Studenci kierunku Mechanika i Budowa Maszyn w Instytucie Nauk Technicznych i Lotnictwa chełmskiej PWSZ mają do wyboru dwie specjalności: mechanik i pilotaż samolotowy i śmigłowcowy. Podczas ostatniej rekrutacji o każde miejsce na pilotażu starało się trzech chętnych. Zainteresowanie mechaniką też jest coraz większe. - Jest podobnie jak kiedyś z pilotażem. Najpierw trzeba było zachęcać, a potem zgłaszali się sami. Mamy studentów z całej Polski, najwięcej ze Śląska - mówi Puzio.
Uczelnia rozpoczęła współpracę z tanimi liniami Ryanair. Irlandczycy planują uruchomienie we Wrocławiu swojej polskiej bazy. Na początek pracę znajdzie tam ok. 70 mechaników.
- Ryanair do tego stopnia jest zainteresowany naszymi mechanikami, że zanim jeszcze skończą studia, gotów jest przyjmować ich na staże - dodaje Łukasz Puzio. - Sześciu naszych studentów pojedzie na szkolenie na lotnisku Londyn Stansted.
Z językiem wykształceni w Chełmie mechanicy nie powinni mieć problemu. Na studiach korzystają głównie z podręczników po angielsku.
Nie tylko Ryanair kusi chełmskich mechaników. Tylko w minionym tygodniu pytał o nich inny przewoźnik - Royal Star Aero, a także łódzka szkoła latania Bartolini.
Jak zostać mechanikiem
O przyjęciu na studia decyduje średnia ocen, znajomość angielskiego, indywidualne predyspozycje oraz wszelkie związki z lotnictwem, jak np. członkostwo w aeroklubie.

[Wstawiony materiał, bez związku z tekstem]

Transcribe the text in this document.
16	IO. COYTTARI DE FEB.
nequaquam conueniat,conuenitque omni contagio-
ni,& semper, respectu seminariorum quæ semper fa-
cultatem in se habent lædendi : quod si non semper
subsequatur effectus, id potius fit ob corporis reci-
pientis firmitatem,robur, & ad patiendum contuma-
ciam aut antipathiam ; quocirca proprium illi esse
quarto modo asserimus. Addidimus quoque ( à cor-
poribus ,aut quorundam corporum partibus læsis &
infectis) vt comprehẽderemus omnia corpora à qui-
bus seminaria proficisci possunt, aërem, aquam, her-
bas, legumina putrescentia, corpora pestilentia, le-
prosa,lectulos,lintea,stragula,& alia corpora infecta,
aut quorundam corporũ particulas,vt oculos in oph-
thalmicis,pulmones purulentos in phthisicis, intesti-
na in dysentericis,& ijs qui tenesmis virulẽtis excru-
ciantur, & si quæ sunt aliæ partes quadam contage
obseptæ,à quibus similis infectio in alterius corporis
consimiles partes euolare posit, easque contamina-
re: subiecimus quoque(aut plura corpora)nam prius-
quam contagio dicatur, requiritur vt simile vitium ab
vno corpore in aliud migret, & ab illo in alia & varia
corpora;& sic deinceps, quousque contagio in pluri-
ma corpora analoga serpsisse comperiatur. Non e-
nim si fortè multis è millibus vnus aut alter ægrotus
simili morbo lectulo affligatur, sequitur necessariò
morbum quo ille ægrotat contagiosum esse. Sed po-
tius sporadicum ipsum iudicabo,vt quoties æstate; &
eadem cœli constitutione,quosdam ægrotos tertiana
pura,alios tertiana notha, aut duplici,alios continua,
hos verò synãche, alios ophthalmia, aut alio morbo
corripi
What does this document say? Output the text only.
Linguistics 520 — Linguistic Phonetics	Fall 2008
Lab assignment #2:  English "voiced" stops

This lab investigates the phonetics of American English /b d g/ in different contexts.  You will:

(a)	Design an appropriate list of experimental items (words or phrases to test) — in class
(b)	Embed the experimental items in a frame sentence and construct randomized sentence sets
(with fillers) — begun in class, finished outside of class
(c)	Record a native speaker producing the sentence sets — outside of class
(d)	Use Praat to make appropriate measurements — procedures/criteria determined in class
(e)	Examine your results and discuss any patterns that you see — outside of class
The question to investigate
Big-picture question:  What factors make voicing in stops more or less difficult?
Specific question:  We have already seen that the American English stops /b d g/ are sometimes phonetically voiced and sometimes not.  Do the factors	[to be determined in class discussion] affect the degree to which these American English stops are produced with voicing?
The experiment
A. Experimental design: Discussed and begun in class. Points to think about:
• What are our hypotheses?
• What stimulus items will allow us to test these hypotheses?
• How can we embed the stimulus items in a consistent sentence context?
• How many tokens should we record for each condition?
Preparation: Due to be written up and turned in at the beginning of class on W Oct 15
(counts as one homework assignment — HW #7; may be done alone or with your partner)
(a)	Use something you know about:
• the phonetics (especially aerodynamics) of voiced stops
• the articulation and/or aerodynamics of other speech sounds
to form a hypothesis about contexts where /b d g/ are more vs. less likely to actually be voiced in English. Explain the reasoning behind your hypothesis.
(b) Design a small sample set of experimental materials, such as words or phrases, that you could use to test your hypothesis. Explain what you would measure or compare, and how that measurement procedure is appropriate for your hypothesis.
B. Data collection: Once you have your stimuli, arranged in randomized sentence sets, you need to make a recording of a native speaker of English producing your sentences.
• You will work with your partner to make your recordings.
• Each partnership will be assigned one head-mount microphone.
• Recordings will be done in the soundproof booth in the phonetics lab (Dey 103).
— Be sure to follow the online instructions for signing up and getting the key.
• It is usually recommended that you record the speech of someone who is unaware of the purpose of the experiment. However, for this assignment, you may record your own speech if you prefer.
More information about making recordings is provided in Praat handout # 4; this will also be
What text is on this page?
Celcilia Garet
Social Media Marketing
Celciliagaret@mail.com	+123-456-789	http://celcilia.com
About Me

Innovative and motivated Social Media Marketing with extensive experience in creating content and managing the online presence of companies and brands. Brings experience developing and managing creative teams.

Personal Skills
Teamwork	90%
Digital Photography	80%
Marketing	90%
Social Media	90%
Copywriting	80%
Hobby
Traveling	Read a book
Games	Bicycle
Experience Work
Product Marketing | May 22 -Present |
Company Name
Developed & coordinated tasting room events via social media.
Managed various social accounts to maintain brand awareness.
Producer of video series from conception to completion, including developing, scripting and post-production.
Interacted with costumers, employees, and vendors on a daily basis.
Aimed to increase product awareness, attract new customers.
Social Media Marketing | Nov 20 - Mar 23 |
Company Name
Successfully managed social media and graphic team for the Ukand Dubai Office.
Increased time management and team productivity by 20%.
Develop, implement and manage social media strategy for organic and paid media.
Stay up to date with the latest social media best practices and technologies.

W ramach rocznika mechaników, którzy w tym roku skończą czteroletni cykl szkolenia, na 15 studentów jest tylko jedna dziewczyna. Tymczasem w ramach ostatniej selekcji wśród 28 studentów zakwalifikowanych do szkolenia na mechaników lotniczych znalazły się trzy panie.